[HN Gopher] How we tracked down a Go 1.24 memory regression
___________________________________________________________________
How we tracked down a Go 1.24 memory regression
Author : gandem
Score : 99 points
Date : 2025-07-17 20:02 UTC (2 days ago)
(HTM) web link (www.datadoghq.com)
(TXT) w3m dump (www.datadoghq.com)
| nitinreddy88 wrote:
| I am more interested to learn about Swiss tables than bug fix :)
|
| What are the best places to learn modern implementations of
| traditional data structures. Many of these utilise SIMD for last
| mile usage of modern hardware
| skavi wrote:
| could read one of the implementations. there's the original
| abseil implementation and rust's in the hashbrown crate.
| probably many more.
| gandem wrote:
| OP here, I wrote another blog post that explains how Swiss
| Tables work, see https://news.ycombinator.com/item?id=44597562
| woadwarrior01 wrote:
| I'd recommend reading the Swiss table design notes[1] in the
| Abseil documentation. You might also like F14 maps[2] from
| Folly.
|
| [1]: https://abseil.io/about/design/swisstables
|
| [2]: https://engineering.fb.com/2019/04/25/developer-tools/f14/
| SkiFire13 wrote:
| In addition to this comment's siblings resources, I also
| suggest this really good Cppcon presentation on Swisstable
| https://www.youtube.com/watch?v=ncHmEUmJZf4
| neuroelectron wrote:
| Great write up. It almost made me miss my old DevOps job.
| dh2022 wrote:
| I am somewhat surprised to see the bucket memory layout which is:
| [k1/v1],[k2,v2],[k3/v3] etc. where k1,k2,k3 are keys and v1,v2,v3
| are values. The CPU cache will not contain more than one [k,v]

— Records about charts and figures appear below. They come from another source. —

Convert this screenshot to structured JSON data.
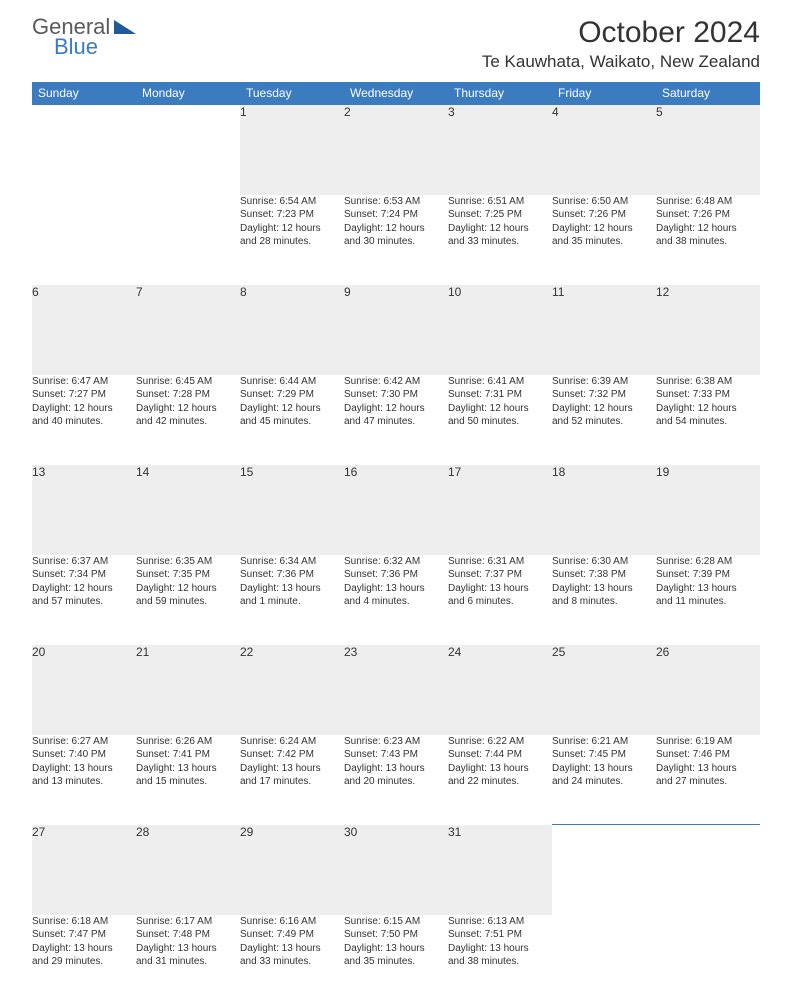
{
  "brand": {
    "word1": "General",
    "word2": "Blue",
    "icon_color": "#1f5a9a"
  },
  "title": "October 2024",
  "location": "Te Kauwhata, Waikato, New Zealand",
  "colors": {
    "header_bg": "#3b7bbf",
    "header_text": "#ffffff",
    "daynum_bg": "#eeeeee",
    "border": "#3b7bbf",
    "body_bg": "#ffffff",
    "text": "#333333"
  },
  "typography": {
    "title_fontsize": 30,
    "location_fontsize": 17,
    "weekday_fontsize": 12,
    "daynum_fontsize": 12,
    "cell_fontsize": 10
  },
  "weekdays": [
    "Sunday",
    "Monday",
    "Tuesday",
    "Wednesday",
    "Thursday",
    "Friday",
    "Saturday"
  ],
  "weeks": [
    [
      null,
      null,
      {
        "n": "1",
        "sr": "Sunrise: 6:54 AM",
        "ss": "Sunset: 7:23 PM",
        "d1": "Daylight: 12 hours",
        "d2": "and 28 minutes."
      },
      {
        "n": "2",
        "sr": "Sunrise: 6:53 AM",
        "ss": "Sunset: 7:24 PM",
        "d1": "Daylight: 12 hours",
        "d2": "and 30 minutes."
      },
      {
        "n": "3",
        "sr": "Sunrise: 6:51 AM",
        "ss": "Sunset: 7:25 PM",
        "d1": "Daylight: 12 hours",
        "d2": "and 33 minutes."
      },
      {
        "n": "4",
        "sr": "Sunrise: 6:50 AM",
        "ss": "Sunset: 7:26 PM",
        "d1": "Daylight: 12 hours",
        "d2": "and 35 minutes."
      },
      {
        "n": "5",
        "sr": "Sunrise: 6:48 AM",
        "ss": "Sunset: 7:26 PM",
        "d1": "Daylight: 12 hours",
        "d2": "and 38 minutes."
      }
    ],
    [
      {
        "n": "6",
        "sr": "Sunrise: 6:47 AM",
        "ss": "Sunset: 7:27 PM",
        "d1": "Daylight: 12 hours",
        "d2": "and 40 minutes."
      },
      {
        "n": "7",
        "sr": "Sunrise: 6:45 AM",
        "ss": "Sunset: 7:28 PM",
        "d1": "Daylight: 12 hours",
        "d2": "and 42 minutes."
      },
      {
        "n": "8",
        "sr": "Sunrise: 6:44 AM",
        "ss": "Sunset: 7:29 PM",
        "d1": "Daylight: 12 hours",
        "d2": "and 45 minutes."
      },
      {
        "n": "9",
        "sr": "Sunrise: 6:42 AM",
        "ss": "Sunset: 7:30 PM",
        "d1": "Daylight: 12 hours",
        "d2": "and 47 minutes."
      },
      {
        "n": "10",
        "sr": "Sunrise: 6:41 AM",
        "ss": "Sunset: 7:31 PM",
        "d1": "Daylight: 12 hours",
        "d2": "and 50 minutes."
      },
      {
        "n": "11",
        "sr": "Sunrise: 6:39 AM",
        "ss": "Sunset: 7:32 PM",
        "d1": "Daylight: 12 hours",
        "d2": "and 52 minutes."
      },
      {
        "n": "12",
        "sr": "Sunrise: 6:38 AM",
        "ss": "Sunset: 7:33 PM",
        "d1": "Daylight: 12 hours",
        "d2": "and 54 minutes."
      }
    ],
    [
      {
        "n": "13",
        "sr": "Sunrise: 6:37 AM",
        "ss": "Sunset: 7:34 PM",
        "d1": "Daylight: 12 hours",
        "d2": "and 57 minutes."
      },
      {
        "n": "14",
        "sr": "Sunrise: 6:35 AM",
        "ss": "Sunset: 7:35 PM",
        "d1": "Daylight: 12 hours",
        "d2": "and 59 minutes."
      },
      {
        "n": "15",
        "sr": "Sunrise: 6:34 AM",
        "ss": "Sunset: 7:36 PM",
        "d1": "Daylight: 13 hours",
        "d2": "and 1 minute."
      },
      {
        "n": "16",
        "sr": "Sunrise: 6:32 AM",
        "ss": "Sunset: 7:36 PM",
        "d1": "Daylight: 13 hours",
        "d2": "and 4 minutes."
      },
      {
        "n": "17",
        "sr": "Sunrise: 6:31 AM",
        "ss": "Sunset: 7:37 PM",
        "d1": "Daylight: 13 hours",
        "d2": "and 6 minutes."
      },
      {
        "n": "18",
        "sr": "Sunrise: 6:30 AM",
        "ss": "Sunset: 7:38 PM",
        "d1": "Daylight: 13 hours",
        "d2": "and 8 minutes."
      },
      {
        "n": "19",
        "sr": "Sunrise: 6:28 AM",
        "ss": "Sunset: 7:39 PM",
        "d1": "Daylight: 13 hours",
        "d2": "and 11 minutes."
      }
    ],
    [
      {
        "n": "20",
        "sr": "Sunrise: 6:27 AM",
        "ss": "Sunset: 7:40 PM",
        "d1": "Daylight: 13 hours",
        "d2": "and 13 minutes."
      },
      {
        "n": "21",
        "sr": "Sunrise: 6:26 AM",
        "ss": "Sunset: 7:41 PM",
        "d1": "Daylight: 13 hours",
        "d2": "and 15 minutes."
      },
      {
        "n": "22",
        "sr": "Sunrise: 6:24 AM",
        "ss": "Sunset: 7:42 PM",
        "d1": "Daylight: 13 hours",
        "d2": "and 17 minutes."
      },
      {
        "n": "23",
        "sr": "Sunrise: 6:23 AM",
        "ss": "Sunset: 7:43 PM",
        "d1": "Daylight: 13 hours",
        "d2": "and 20 minutes."
      },
      {
        "n": "24",
        "sr": "Sunrise: 6:22 AM",
        "ss": "Sunset: 7:44 PM",
        "d1": "Daylight: 13 hours",
        "d2": "and 22 minutes."
      },
      {
        "n": "25",
        "sr": "Sunrise: 6:21 AM",
        "ss": "Sunset: 7:45 PM",
        "d1": "Daylight: 13 hours",
        "d2": "and 24 minutes."
      },
      {
        "n": "26",
        "sr": "Sunrise: 6:19 AM",
        "ss": "Sunset: 7:46 PM",
        "d1": "Daylight: 13 hours",
        "d2": "and 27 minutes."
      }
    ],
    [
      {
        "n": "27",
        "sr": "Sunrise: 6:18 AM",
        "ss": "Sunset: 7:47 PM",
        "d1": "Daylight: 13 hours",
        "d2": "and 29 minutes."
      },
      {
        "n": "28",
        "sr": "Sunrise: 6:17 AM",
        "ss": "Sunset: 7:48 PM",
        "d1": "Daylight: 13 hours",
        "d2": "and 31 minutes."
      },
      {
        "n": "29",
        "sr": "Sunrise: 6:16 AM",
        "ss": "Sunset: 7:49 PM",
        "d1": "Daylight: 13 hours",
        "d2": "and 33 minutes."
      },
      {
        "n": "30",
        "sr": "Sunrise: 6:15 AM",
        "ss": "Sunset: 7:50 PM",
        "d1": "Daylight: 13 hours",
        "d2": "and 35 minutes."
      },
      {
        "n": "31",
        "sr": "Sunrise: 6:13 AM",
        "ss": "Sunset: 7:51 PM",
        "d1": "Daylight: 13 hours",
        "d2": "and 38 minutes."
      },
      null,
      null
    ]
  ]
}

| pair - because the CPU cache line is about 64 bytes and the size
| of [k,v] pair was about 56 bytes.
|
| So iterating through the bucket looking for a key will require
| each iteration to fetch the next [k,v] pair from RAM.
|
| Compare this with the following layout: k1,k2,k3,... followed by
| v1,v2,v3. Looking up the first key in the bucket will end up
| loading at least one more key in the CPU cache-line. And this
| should make iterations faster.
|
| The downside of this approach is if the lookup almost all the
| time results in the first key in the bucket. Then
| [k1,v1],[k2,v2],k3,v3] packing is better-because the value is
| also in the CPU cache line .
|
| I am wondering if people on this forum knowvmore about this
| trade-off. Thanks!!
___________________________________________________________________
(page generated 2025-07-19 23:00 UTC)